PREFERRED SKILLS & QUALIFICATIONS
  • Experience with cGMP manufacturing under cGMP /cGLP compliance is a plus.
  • Experience with standard analytical techniques including HPLC, SDS-PAGE, ELISA, and cell-based assays.
  • Advanced computer and presentation skills using MS Office (Word, Excel, Power Point).
  • Strong written and verbal communication skills with the ability to clearly communicate technical information across cross-functional teams.
  • Task & Team-oriented, analytical, organized, detail-oriented, self-motivated & ability to multitask.
SUPERVISORY RESPONSIBILITIES
  • No supervisory responsibilities.
PHYSICAL DEMANDS
  • Meet all the requirements of our Company Occupational Health program as directed by the Occupational Health Consultant. Employment is contingent upon favorable background, reference and pre-employment physical including drug screen.

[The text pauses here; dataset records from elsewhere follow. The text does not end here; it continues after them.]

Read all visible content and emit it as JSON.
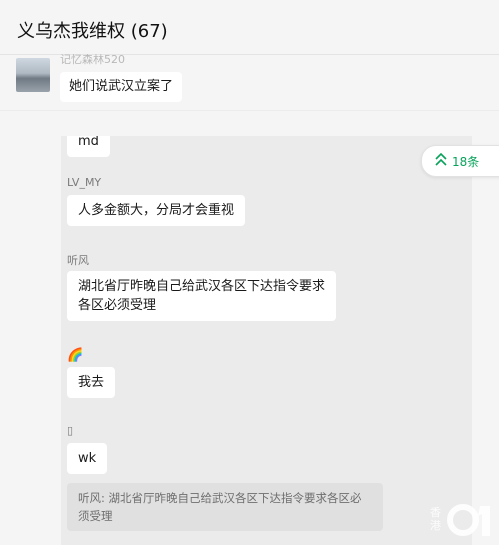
{
  "window": {
    "title": "义乌杰我维权 (67)"
  },
  "top_message": {
    "sender": "记忆森林520",
    "text": "她们说武汉立案了"
  },
  "new_messages_button": {
    "label": "18条"
  },
  "messages": [
    {
      "sender": "",
      "text": "md"
    },
    {
      "sender": "LV_MY",
      "text": "人多金额大，分局才会重视"
    },
    {
      "sender": "听风",
      "lines": [
        "湖北省厅昨晚自己给武汉各区下达指令要求",
        "各区必须受理"
      ]
    },
    {
      "sender": "🌈",
      "text": "我去"
    },
    {
      "sender": "▯",
      "text": "wk"
    }
  ],
  "quote": {
    "text": "听风: 湖北省厅昨晚自己给武汉各区下达指令要求各区必须受理"
  },
  "watermark": {
    "text": "香港01"
  },
  "colors": {
    "accent_green": "#07a35a",
    "panel_bg": "#ebebeb",
    "page_bg": "#f5f5f5"
  }
}
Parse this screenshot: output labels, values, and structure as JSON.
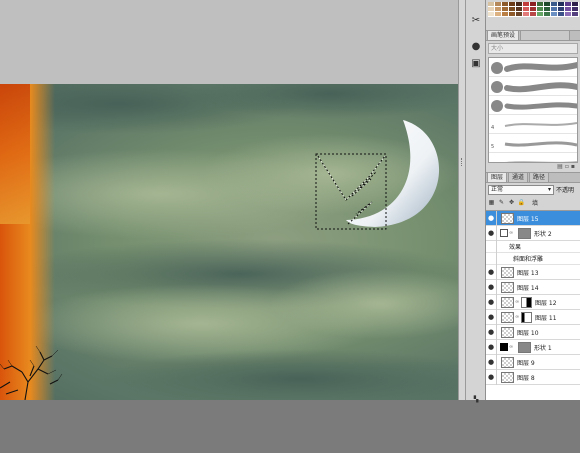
{
  "colors": {
    "workspace": "#7b7b7b",
    "panel": "#d4d4d4",
    "selection": "#3b8edc"
  },
  "toolstrip": {
    "icons": [
      "tools-icon",
      "brush-icon",
      "stamp-icon"
    ]
  },
  "swatches": [
    "#d6c2a0",
    "#b5895a",
    "#8c5a2b",
    "#6b3a16",
    "#4a2a1a",
    "#c23b3b",
    "#8c1f1f",
    "#3b6e3b",
    "#1f4a2b",
    "#3b5a8c",
    "#1f2e5a",
    "#5a3b8c",
    "#2e1f4a",
    "#e7d3b8",
    "#c99a6a",
    "#a06a36",
    "#7a4a20",
    "#5a3520",
    "#d45a5a",
    "#a03030",
    "#4f8a4f",
    "#2d5e3a",
    "#4f73a8",
    "#2d3f72",
    "#73509f",
    "#402c66",
    "#f0e3cd",
    "#ddb283",
    "#b97f45",
    "#8e5a2a",
    "#6c4428",
    "#e37a7a",
    "#b84848",
    "#65a565",
    "#3d7649",
    "#6a90c3",
    "#3c5288",
    "#8b6cb5",
    "#55407f"
  ],
  "brush_panel": {
    "tabs": [
      {
        "label": "画笔预设",
        "active": true
      },
      {
        "label": "",
        "active": false
      }
    ],
    "search_placeholder": "大小",
    "brushes": [
      {
        "num": ""
      },
      {
        "num": ""
      },
      {
        "num": ""
      },
      {
        "num": "4"
      },
      {
        "num": "5"
      },
      {
        "num": "4"
      }
    ]
  },
  "layers_panel": {
    "tabs": [
      {
        "label": "图层",
        "active": true
      },
      {
        "label": "通道",
        "active": false
      },
      {
        "label": "路径",
        "active": false
      }
    ],
    "blend_mode": "正常",
    "opacity_label": "不透明",
    "fill_label": "填",
    "layers": [
      {
        "name": "图层 15",
        "thumb": "checker",
        "mask": "",
        "selected": true
      },
      {
        "name": "形状 2",
        "thumb": "grey",
        "mask": "",
        "selected": false,
        "lock_box": true
      },
      {
        "name": "图层 13",
        "thumb": "checker",
        "mask": "",
        "selected": false
      },
      {
        "name": "图层 14",
        "thumb": "checker",
        "mask": "",
        "selected": false
      },
      {
        "name": "图层 12",
        "thumb": "checker",
        "mask": "black-right",
        "selected": false
      },
      {
        "name": "图层 11",
        "thumb": "checker",
        "mask": "white",
        "selected": false
      },
      {
        "name": "图层 10",
        "thumb": "checker",
        "mask": "",
        "selected": false
      },
      {
        "name": "形状 1",
        "thumb": "grey",
        "mask": "",
        "selected": false,
        "black_chip": true
      },
      {
        "name": "图层 9",
        "thumb": "checker",
        "mask": "",
        "selected": false
      },
      {
        "name": "图层 8",
        "thumb": "checker",
        "mask": "",
        "selected": false
      }
    ],
    "effects": {
      "group_label": "效果",
      "items": [
        "斜面和浮雕"
      ]
    }
  }
}
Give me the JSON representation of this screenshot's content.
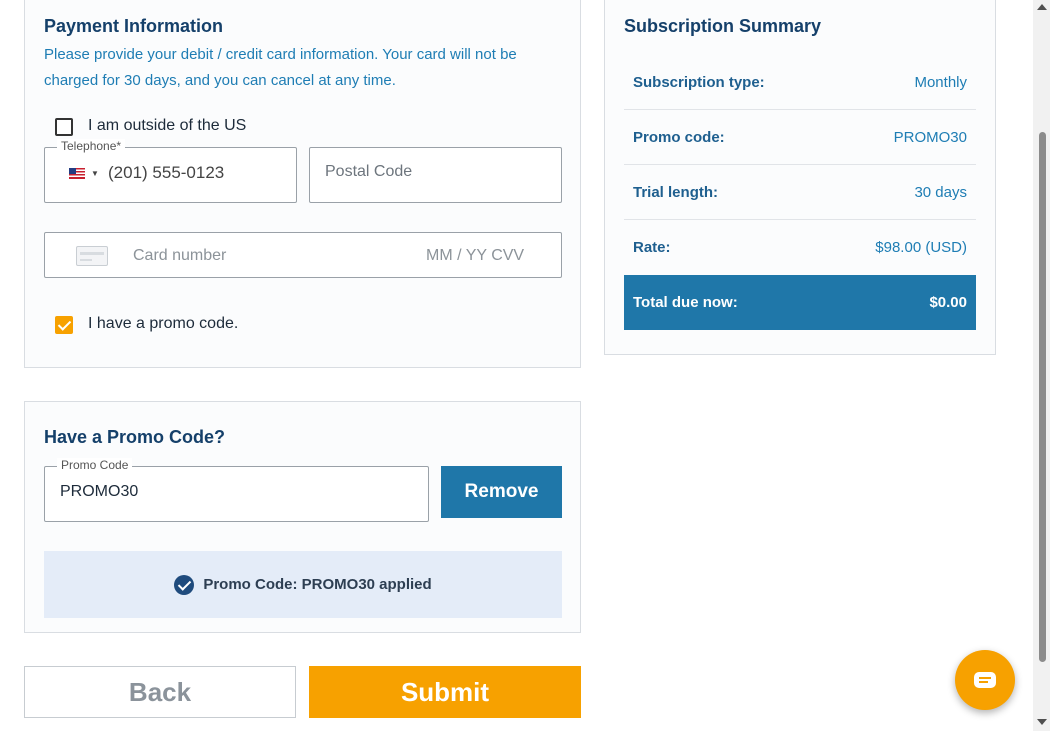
{
  "payment": {
    "title": "Payment Information",
    "description": "Please provide your debit / credit card information. Your card will not be charged for 30 days, and you can cancel at any time.",
    "outside_us_label": "I am outside of the US",
    "outside_us_checked": false,
    "telephone": {
      "label": "Telephone*",
      "value": "(201) 555-0123",
      "country": "US"
    },
    "postal_code_placeholder": "Postal Code",
    "card": {
      "number_placeholder": "Card number",
      "expiry_cvv_placeholder": "MM / YY CVV"
    },
    "promo_checkbox_label": "I have a promo code.",
    "promo_checked": true
  },
  "promo": {
    "title": "Have a Promo Code?",
    "field_label": "Promo Code",
    "field_value": "PROMO30",
    "remove_label": "Remove",
    "applied_message": "Promo Code: PROMO30 applied"
  },
  "actions": {
    "back_label": "Back",
    "submit_label": "Submit"
  },
  "summary": {
    "title": "Subscription Summary",
    "rows": [
      {
        "label": "Subscription type:",
        "value": "Monthly"
      },
      {
        "label": "Promo code:",
        "value": "PROMO30"
      },
      {
        "label": "Trial length:",
        "value": "30 days"
      },
      {
        "label": "Rate:",
        "value": "$98.00 (USD)"
      }
    ],
    "total": {
      "label": "Total due now:",
      "value": "$0.00"
    }
  },
  "colors": {
    "brand_blue": "#1f77a9",
    "heading_navy": "#15406a",
    "accent_orange": "#f7a100",
    "applied_bg": "#e4ecf8"
  },
  "icons": {
    "flag": "us-flag-icon",
    "card": "credit-card-icon",
    "applied": "check-circle-icon",
    "chat": "chat-icon"
  }
}
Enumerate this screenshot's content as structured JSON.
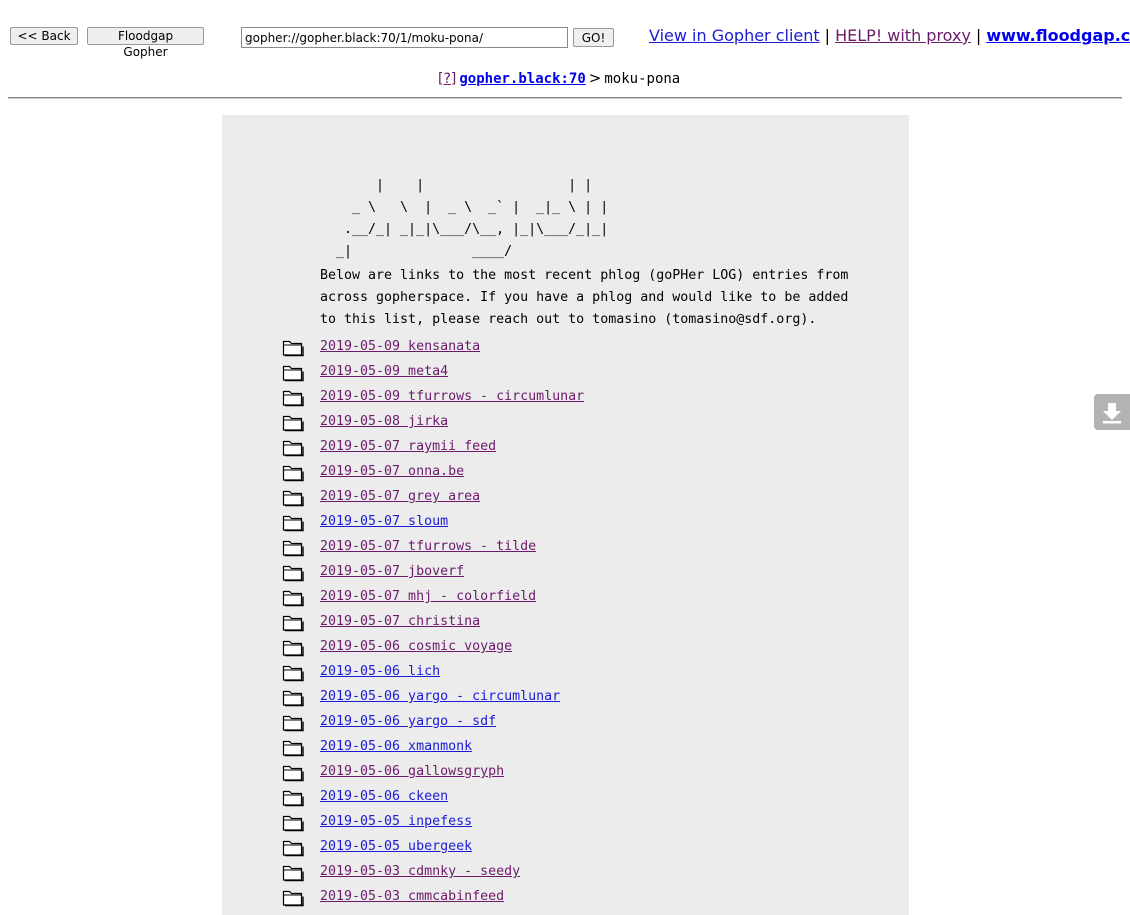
{
  "toolbar": {
    "back_label": "<< Back",
    "floodgap_label": "Floodgap Gopher",
    "url_value": "gopher://gopher.black:70/1/moku-pona/",
    "go_label": "GO!"
  },
  "top_links": {
    "view_client": "View in Gopher client",
    "help_proxy": "HELP! with proxy",
    "floodgap_site": "www.floodgap.com",
    "separator": "|"
  },
  "breadcrumb": {
    "help": "[?]",
    "host": "gopher.black:70",
    "separator": ">",
    "current": "moku-pona"
  },
  "ascii_art": "       |    |                  | |\n    _ \\   \\  |  _ \\  _` |  _|_ \\ | |\n   .__/_| _|_|\\___/\\__, |_|\\___/_|_|\n  _|               ____/",
  "intro_text": "Below are links to the most recent phlog (goPHer LOG) entries from\nacross gopherspace. If you have a phlog and would like to be added\nto this list, please reach out to tomasino (tomasino@sdf.org).",
  "entries": [
    {
      "label": "2019-05-09 kensanata",
      "visited": true
    },
    {
      "label": "2019-05-09 meta4",
      "visited": true
    },
    {
      "label": "2019-05-09 tfurrows - circumlunar",
      "visited": true
    },
    {
      "label": "2019-05-08 jirka",
      "visited": true
    },
    {
      "label": "2019-05-07 raymii feed",
      "visited": true
    },
    {
      "label": "2019-05-07 onna.be",
      "visited": true
    },
    {
      "label": "2019-05-07 grey area",
      "visited": true
    },
    {
      "label": "2019-05-07 sloum",
      "visited": false
    },
    {
      "label": "2019-05-07 tfurrows - tilde",
      "visited": true
    },
    {
      "label": "2019-05-07 jboverf",
      "visited": true
    },
    {
      "label": "2019-05-07 mhj - colorfield",
      "visited": true
    },
    {
      "label": "2019-05-07 christina",
      "visited": true
    },
    {
      "label": "2019-05-06 cosmic voyage",
      "visited": true
    },
    {
      "label": "2019-05-06 lich",
      "visited": false
    },
    {
      "label": "2019-05-06 yargo - circumlunar",
      "visited": false
    },
    {
      "label": "2019-05-06 yargo - sdf",
      "visited": false
    },
    {
      "label": "2019-05-06 xmanmonk",
      "visited": false
    },
    {
      "label": "2019-05-06 gallowsgryph",
      "visited": true
    },
    {
      "label": "2019-05-06 ckeen",
      "visited": false
    },
    {
      "label": "2019-05-05 inpefess",
      "visited": false
    },
    {
      "label": "2019-05-05 ubergeek",
      "visited": false
    },
    {
      "label": "2019-05-03 cdmnky - seedy",
      "visited": true
    },
    {
      "label": "2019-05-03 cmmcabinfeed",
      "visited": true
    }
  ],
  "icons": {
    "entry_icon": "folder-icon",
    "download_icon": "download-icon"
  },
  "colors": {
    "visited_link": "#6c1b6b",
    "unvisited_link": "#1b1bd6",
    "panel_bg": "#ececec"
  }
}
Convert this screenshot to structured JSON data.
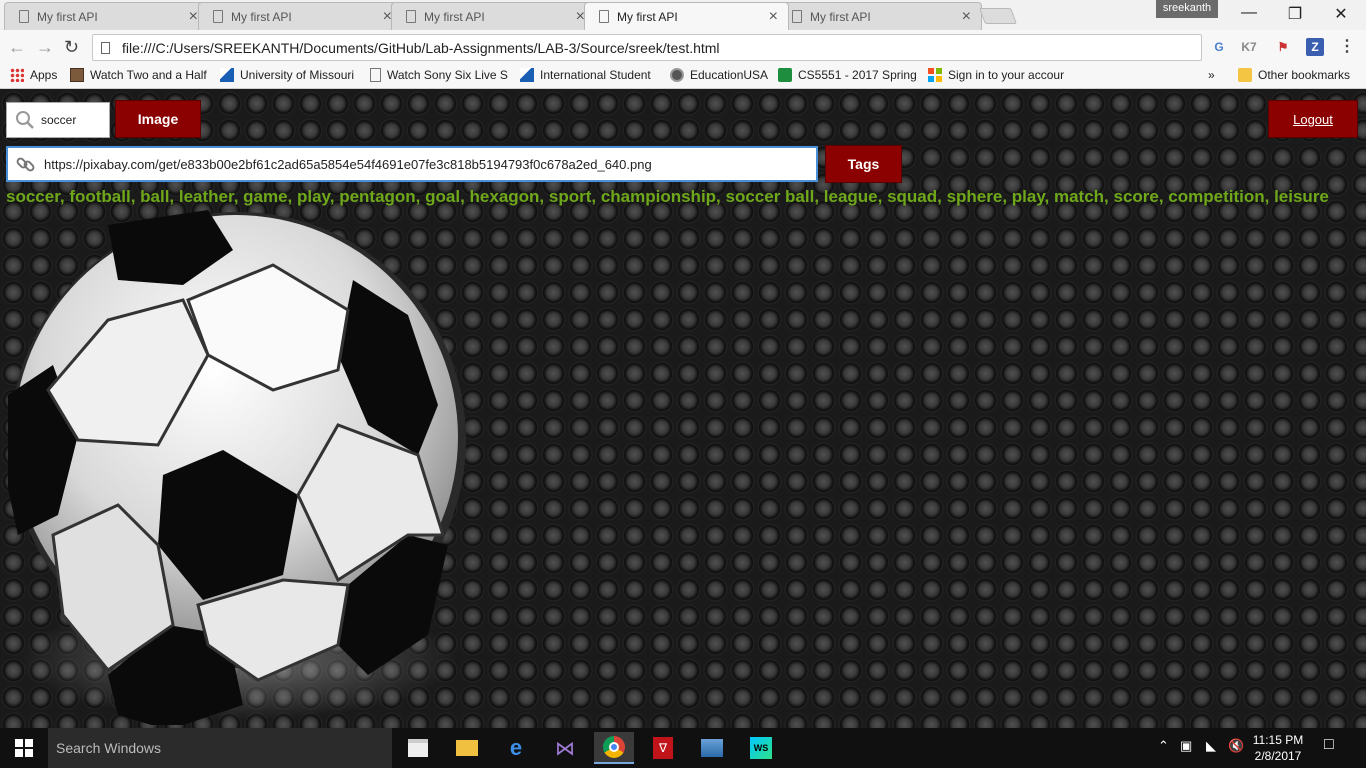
{
  "browser": {
    "tabs": [
      {
        "title": "My first API",
        "active": false
      },
      {
        "title": "My first API",
        "active": false
      },
      {
        "title": "My first API",
        "active": false
      },
      {
        "title": "My first API",
        "active": true
      },
      {
        "title": "My first API",
        "active": false
      }
    ],
    "user": "sreekanth",
    "url": "file:///C:/Users/SREEKANTH/Documents/GitHub/Lab-Assignments/LAB-3/Source/sreek/test.html",
    "bookmarks": [
      {
        "label": "Apps",
        "icon": "apps-grid-icon"
      },
      {
        "label": "Watch Two and a Half",
        "icon": "film-icon"
      },
      {
        "label": "University of Missouri",
        "icon": "flag-icon"
      },
      {
        "label": "Watch Sony Six Live St",
        "icon": "doc-icon"
      },
      {
        "label": "International Student",
        "icon": "flag-icon"
      },
      {
        "label": "EducationUSA",
        "icon": "seal-icon"
      },
      {
        "label": "CS5551 - 2017 Spring",
        "icon": "sheet-icon"
      },
      {
        "label": "Sign in to your accour",
        "icon": "microsoft-icon"
      }
    ],
    "bookmarks_overflow": "»",
    "other_bookmarks": "Other bookmarks"
  },
  "app": {
    "search_value": "soccer",
    "image_button": "Image",
    "image_url": "https://pixabay.com/get/e833b00e2bf61c2ad65a5854e54f4691e07fe3c818b5194793f0c678a2ed_640.png",
    "tags_button": "Tags",
    "tags_result": "soccer, football, ball, leather, game, play, pentagon, goal, hexagon, sport, championship, soccer ball, league, squad, sphere, play, match, score, competition, leisure",
    "logout": "Logout",
    "colors": {
      "button_red": "#8b0000",
      "tag_green": "#6fa81a"
    }
  },
  "taskbar": {
    "search_placeholder": "Search Windows",
    "time": "11:15 PM",
    "date": "2/8/2017"
  }
}
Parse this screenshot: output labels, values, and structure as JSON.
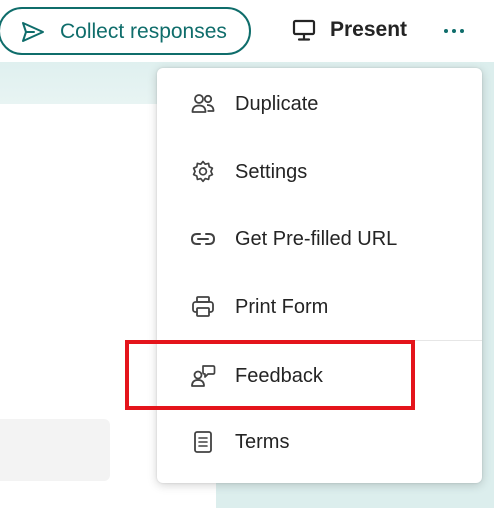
{
  "toolbar": {
    "collect_label": "Collect responses",
    "present_label": "Present",
    "more_icon": "more-horizontal-icon"
  },
  "menu": {
    "items": [
      {
        "label": "Duplicate",
        "icon": "duplicate-icon"
      },
      {
        "label": "Settings",
        "icon": "gear-icon"
      },
      {
        "label": "Get Pre-filled URL",
        "icon": "link-icon"
      },
      {
        "label": "Print Form",
        "icon": "printer-icon"
      },
      {
        "label": "Feedback",
        "icon": "feedback-icon",
        "highlighted": true
      },
      {
        "label": "Terms",
        "icon": "document-icon"
      }
    ]
  },
  "colors": {
    "accent": "#0f6d6b",
    "highlight": "#e4141b",
    "band": "#dff0ef"
  }
}
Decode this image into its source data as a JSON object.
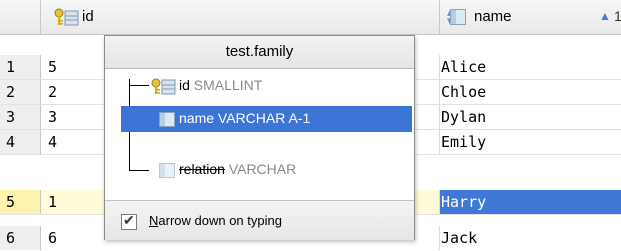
{
  "table": {
    "columns": [
      {
        "label": "id",
        "icon": "primary-key-column-icon",
        "sort": "unsorted"
      },
      {
        "label": "name",
        "icon": "column-icon",
        "sort": "ascending",
        "sort_order": "1"
      }
    ],
    "rows": [
      {
        "num": "1",
        "id": "5",
        "name": "Alice"
      },
      {
        "num": "2",
        "id": "2",
        "name": "Chloe"
      },
      {
        "num": "3",
        "id": "3",
        "name": "Dylan"
      },
      {
        "num": "4",
        "id": "4",
        "name": "Emily"
      },
      {
        "num": "5",
        "id": "1",
        "name": "Harry"
      },
      {
        "num": "6",
        "id": "6",
        "name": "Jack"
      }
    ],
    "highlighted_row": "5"
  },
  "popup": {
    "title": "test.family",
    "items": [
      {
        "name": "id",
        "type": "SMALLINT",
        "icon": "primary-key-column-icon"
      },
      {
        "name": "name VARCHAR A-1",
        "type": "",
        "icon": "column-icon",
        "selected": true
      },
      {
        "name": "relation",
        "type": "VARCHAR",
        "icon": "column-icon",
        "struck": true
      }
    ],
    "footer": {
      "checkbox_checked": true,
      "checkbox_label_mnemonic": "N",
      "checkbox_label_rest": "arrow down on typing"
    }
  },
  "colors": {
    "selection": "#3c75d6",
    "highlight_row": "#fffbd6"
  }
}
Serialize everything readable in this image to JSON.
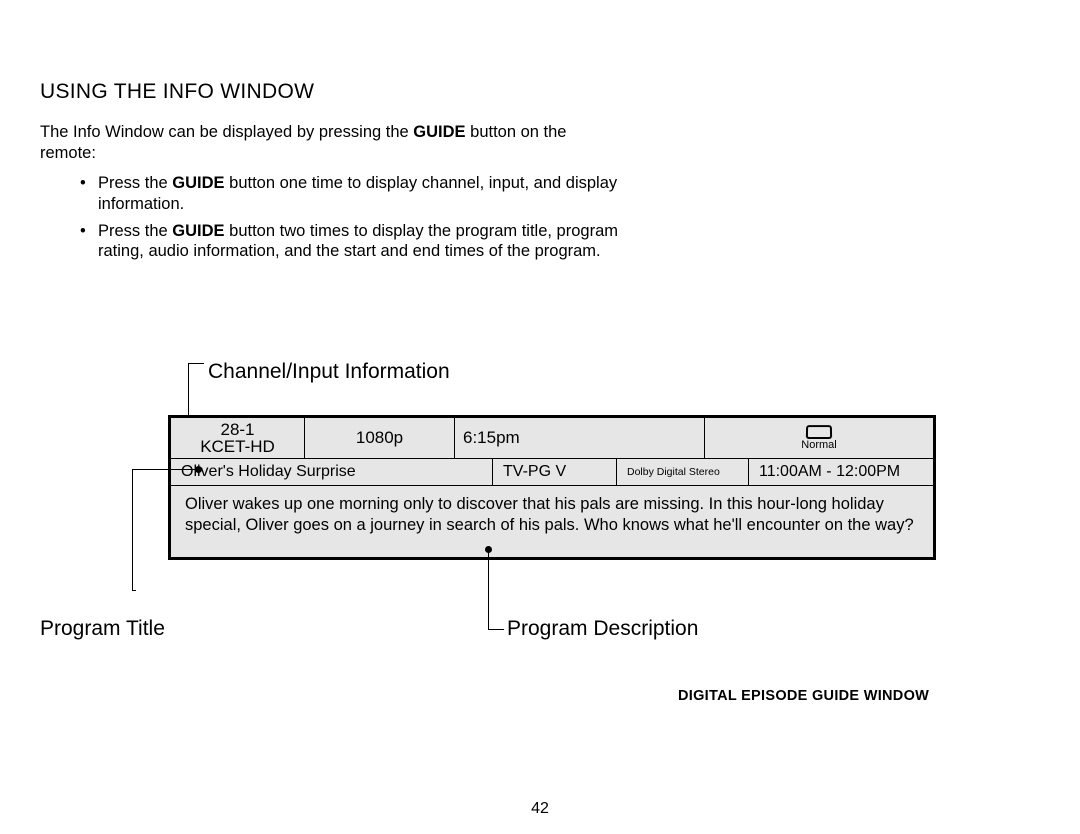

  • Able to lift up to 35 lbs.
WORK ENVIRONMENT
  • Office
  • Laboratory
  • cGMP suite
  • Remote work

Travel Expectation
None
ABL, Inc. participates in E-Verify, an Internet-based system of the Department of Homeland Security (DHS) and Social Security Administration, that allows us to determine an employee's eligibility to work in the United States.
ADDITIONAL INFORMATION:
  • Candidate must meet all the requirements of our Company Occupational Health program as directed by the Occupational Health Consultant to include pre-employment physical and drug screen.
  • Candidates are encouraged to submit a resume and a cover letter outlining background and experience as it relates to the position requirements and salary history/requirements. Please note that "negotiable" is neither salary nor requirements. Salary commensurate with experience.

ABL, Inc. does not accept nor respond to unsolicited resumes from vendors, including recruitment agencies and search firms. Approved recruiting agencies must obtain prior approval from ABL, Inc. Human Resources in order to submit resumes to ABL, Inc. for consideration.